Si tuviéramos que sintetizar todavía más, diríamos que curar es producir presencia. Si hacemos honor a una práctica que cruza el tiempo, siempre hemos sido curadores (curanderos y curas de nosotros mismos). En todo acto de selección hay un cuidado; un cuidado de lo que estamos escogiendo y un cuidado de nosotros, pues elegir implica meter el cuerpo, hundirse en la experiencia y entonces es que estaremos listos para tomar la decisión.

Lo fuerte de esto no es lo que elegimos (es decir, con lo que finalmente nos quedamos), sino todo lo otro: lo que dejamos fuera. Las palabras, los objetos y los conceptos que decidimos no tomar se quedan allí esperando ser resucitados o rellenados de un nuevo significado por otros. Elegimos amigos, ambientes, oficio, pareja… Y todo lo que dejamos a un lado permanece para otros, pero también para nosotros mismos, a veces, como testigo de nuestro juicio; a veces, para juzgarnos por no haberlo tomado.
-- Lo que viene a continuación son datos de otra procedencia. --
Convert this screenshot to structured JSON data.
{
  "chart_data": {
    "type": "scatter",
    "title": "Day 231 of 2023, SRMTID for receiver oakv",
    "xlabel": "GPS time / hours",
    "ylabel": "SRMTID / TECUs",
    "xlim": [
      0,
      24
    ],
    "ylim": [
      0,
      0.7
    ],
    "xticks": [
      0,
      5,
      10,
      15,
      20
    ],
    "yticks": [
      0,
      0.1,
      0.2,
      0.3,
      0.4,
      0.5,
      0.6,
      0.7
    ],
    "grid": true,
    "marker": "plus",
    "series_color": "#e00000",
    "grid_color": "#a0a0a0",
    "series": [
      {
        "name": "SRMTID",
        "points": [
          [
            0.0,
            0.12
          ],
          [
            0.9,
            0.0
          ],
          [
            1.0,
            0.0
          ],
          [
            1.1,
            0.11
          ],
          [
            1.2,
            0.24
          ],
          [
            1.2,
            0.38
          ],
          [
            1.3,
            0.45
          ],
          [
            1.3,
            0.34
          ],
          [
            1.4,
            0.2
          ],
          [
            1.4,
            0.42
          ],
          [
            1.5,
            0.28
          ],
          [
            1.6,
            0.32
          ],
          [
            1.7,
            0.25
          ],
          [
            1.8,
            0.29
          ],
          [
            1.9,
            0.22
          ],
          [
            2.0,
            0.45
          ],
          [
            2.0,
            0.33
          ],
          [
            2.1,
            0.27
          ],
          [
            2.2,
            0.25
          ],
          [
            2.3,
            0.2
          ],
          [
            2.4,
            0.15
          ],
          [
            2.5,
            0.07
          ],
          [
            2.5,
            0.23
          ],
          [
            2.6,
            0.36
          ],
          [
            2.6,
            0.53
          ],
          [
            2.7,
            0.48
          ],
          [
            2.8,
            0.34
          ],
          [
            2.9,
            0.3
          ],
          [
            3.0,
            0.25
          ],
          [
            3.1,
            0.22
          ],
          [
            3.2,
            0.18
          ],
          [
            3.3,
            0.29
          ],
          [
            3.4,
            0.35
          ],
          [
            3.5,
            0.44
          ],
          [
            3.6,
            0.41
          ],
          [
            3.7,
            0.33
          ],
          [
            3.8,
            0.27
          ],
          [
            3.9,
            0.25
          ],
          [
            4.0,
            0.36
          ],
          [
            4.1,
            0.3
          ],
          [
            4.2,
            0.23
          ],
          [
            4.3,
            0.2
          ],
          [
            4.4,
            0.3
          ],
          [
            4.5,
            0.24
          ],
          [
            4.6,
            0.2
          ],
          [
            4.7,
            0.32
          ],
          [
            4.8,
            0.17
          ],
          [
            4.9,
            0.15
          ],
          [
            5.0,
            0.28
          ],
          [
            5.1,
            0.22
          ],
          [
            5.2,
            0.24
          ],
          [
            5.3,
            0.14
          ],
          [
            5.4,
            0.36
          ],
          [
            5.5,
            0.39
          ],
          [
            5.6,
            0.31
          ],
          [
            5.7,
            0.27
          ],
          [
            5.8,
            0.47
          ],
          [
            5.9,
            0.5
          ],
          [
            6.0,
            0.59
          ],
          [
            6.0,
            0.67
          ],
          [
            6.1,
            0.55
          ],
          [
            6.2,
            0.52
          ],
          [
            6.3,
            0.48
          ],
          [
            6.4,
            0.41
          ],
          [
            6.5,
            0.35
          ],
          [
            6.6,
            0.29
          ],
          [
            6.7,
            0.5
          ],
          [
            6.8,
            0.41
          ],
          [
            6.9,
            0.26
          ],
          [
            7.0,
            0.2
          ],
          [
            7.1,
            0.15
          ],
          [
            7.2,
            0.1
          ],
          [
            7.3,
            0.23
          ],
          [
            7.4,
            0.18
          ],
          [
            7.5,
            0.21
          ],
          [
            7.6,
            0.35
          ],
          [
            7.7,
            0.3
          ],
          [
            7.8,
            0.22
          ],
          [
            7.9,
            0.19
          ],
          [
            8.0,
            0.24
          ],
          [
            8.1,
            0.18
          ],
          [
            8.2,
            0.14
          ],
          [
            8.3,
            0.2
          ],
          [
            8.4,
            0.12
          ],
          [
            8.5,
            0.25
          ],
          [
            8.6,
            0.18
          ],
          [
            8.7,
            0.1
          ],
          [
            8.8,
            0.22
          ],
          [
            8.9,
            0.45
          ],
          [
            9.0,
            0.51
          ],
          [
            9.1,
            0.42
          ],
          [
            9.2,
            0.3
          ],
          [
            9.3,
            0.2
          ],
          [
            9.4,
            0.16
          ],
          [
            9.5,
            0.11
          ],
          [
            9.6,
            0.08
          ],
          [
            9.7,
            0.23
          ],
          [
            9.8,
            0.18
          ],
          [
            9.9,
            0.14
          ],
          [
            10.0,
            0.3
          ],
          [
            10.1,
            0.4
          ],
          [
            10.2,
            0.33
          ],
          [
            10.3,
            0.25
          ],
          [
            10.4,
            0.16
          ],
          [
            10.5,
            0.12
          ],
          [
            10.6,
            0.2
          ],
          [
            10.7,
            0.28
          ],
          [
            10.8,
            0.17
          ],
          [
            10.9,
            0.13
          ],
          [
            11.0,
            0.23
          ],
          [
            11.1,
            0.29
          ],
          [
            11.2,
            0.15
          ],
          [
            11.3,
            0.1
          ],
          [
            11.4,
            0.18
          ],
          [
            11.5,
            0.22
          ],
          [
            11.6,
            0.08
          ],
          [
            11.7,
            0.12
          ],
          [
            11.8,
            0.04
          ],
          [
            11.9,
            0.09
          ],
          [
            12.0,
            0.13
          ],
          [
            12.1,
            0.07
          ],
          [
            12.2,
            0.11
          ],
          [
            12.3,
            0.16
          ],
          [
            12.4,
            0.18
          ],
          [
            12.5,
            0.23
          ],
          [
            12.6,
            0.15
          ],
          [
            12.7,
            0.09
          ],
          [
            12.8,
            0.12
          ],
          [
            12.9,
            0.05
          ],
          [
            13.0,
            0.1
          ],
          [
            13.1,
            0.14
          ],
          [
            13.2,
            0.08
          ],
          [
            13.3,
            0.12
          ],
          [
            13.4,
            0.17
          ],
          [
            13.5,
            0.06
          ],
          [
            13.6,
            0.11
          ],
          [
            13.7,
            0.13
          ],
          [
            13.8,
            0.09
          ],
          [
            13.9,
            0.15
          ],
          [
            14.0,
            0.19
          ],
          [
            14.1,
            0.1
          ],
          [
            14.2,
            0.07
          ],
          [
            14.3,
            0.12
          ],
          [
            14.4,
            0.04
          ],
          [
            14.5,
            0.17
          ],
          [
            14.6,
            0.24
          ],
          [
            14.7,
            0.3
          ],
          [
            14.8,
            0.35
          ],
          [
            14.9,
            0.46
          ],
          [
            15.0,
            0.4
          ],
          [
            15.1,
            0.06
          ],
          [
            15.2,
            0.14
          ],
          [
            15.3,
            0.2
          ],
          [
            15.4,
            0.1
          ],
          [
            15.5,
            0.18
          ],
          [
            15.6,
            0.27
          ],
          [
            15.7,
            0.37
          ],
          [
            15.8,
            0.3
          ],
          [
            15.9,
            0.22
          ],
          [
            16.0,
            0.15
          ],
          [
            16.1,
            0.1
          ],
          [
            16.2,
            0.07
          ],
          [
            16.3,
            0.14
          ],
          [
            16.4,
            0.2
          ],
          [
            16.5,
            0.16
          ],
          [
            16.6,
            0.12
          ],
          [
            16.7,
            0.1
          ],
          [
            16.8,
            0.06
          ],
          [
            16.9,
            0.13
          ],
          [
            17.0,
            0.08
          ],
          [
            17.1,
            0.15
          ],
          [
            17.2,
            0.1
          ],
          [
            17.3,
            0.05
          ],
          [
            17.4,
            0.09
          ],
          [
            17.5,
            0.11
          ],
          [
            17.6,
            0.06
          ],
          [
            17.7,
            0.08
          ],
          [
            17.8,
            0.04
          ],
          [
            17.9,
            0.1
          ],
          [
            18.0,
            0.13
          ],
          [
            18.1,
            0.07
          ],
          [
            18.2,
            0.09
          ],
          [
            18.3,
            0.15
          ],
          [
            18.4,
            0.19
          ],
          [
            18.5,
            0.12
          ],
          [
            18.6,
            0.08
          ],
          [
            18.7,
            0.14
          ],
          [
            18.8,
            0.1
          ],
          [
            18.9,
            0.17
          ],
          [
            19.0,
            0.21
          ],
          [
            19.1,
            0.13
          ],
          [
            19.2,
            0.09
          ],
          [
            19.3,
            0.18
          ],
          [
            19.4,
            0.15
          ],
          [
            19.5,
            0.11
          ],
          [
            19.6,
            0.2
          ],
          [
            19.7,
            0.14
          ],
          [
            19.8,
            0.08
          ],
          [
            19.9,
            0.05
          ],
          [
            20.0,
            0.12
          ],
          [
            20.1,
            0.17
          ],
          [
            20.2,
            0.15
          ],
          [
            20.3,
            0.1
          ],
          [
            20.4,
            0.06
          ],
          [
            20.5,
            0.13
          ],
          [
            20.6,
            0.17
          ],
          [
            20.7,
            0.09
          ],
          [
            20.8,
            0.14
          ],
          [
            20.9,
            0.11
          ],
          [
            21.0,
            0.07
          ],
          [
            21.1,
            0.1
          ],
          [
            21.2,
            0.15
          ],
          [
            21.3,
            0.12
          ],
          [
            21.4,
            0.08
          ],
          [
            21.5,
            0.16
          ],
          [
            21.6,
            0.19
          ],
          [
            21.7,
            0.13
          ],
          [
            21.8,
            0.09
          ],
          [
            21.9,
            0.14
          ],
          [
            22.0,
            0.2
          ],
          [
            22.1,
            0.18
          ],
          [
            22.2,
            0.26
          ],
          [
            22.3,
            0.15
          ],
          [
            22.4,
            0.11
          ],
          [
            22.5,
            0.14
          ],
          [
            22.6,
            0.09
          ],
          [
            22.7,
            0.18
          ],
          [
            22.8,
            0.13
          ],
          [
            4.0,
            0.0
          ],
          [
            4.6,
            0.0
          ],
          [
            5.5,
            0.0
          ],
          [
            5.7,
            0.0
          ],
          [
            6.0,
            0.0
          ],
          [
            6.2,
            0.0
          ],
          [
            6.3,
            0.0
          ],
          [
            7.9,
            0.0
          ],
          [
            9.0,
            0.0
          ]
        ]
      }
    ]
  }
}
Si curar es cuidar, es ocuparse de algo o alguien, también curamos las palabras: las elegimos y cuidamos a través de ellas. A veces, esa tarea de elegir es particularmente pesada y difícil. Nadie podría o debería juzgarnos por haber escogido tal o cual cosa; tal o cual proyecto. Nadie, en estricto sentido, debería censurar una decisión ya tomada, pues sería como causar un escozor allí, donde no es necesario hacerlo porque de por sí, ya hay ulceración. Curar y curarnos por la palabra es una operación delicada y responsable con el otro. Si llevamos esto al terreno de la política, tendremos una perspectiva mucho más matizada y crítica de las recientes elecciones que hemos hecho para curarnos y para cuidarnos. Si reflexionamos esto en el marco de la política actual, tendríamos más cuidado de y con las palabras que usamos en la esfera pública.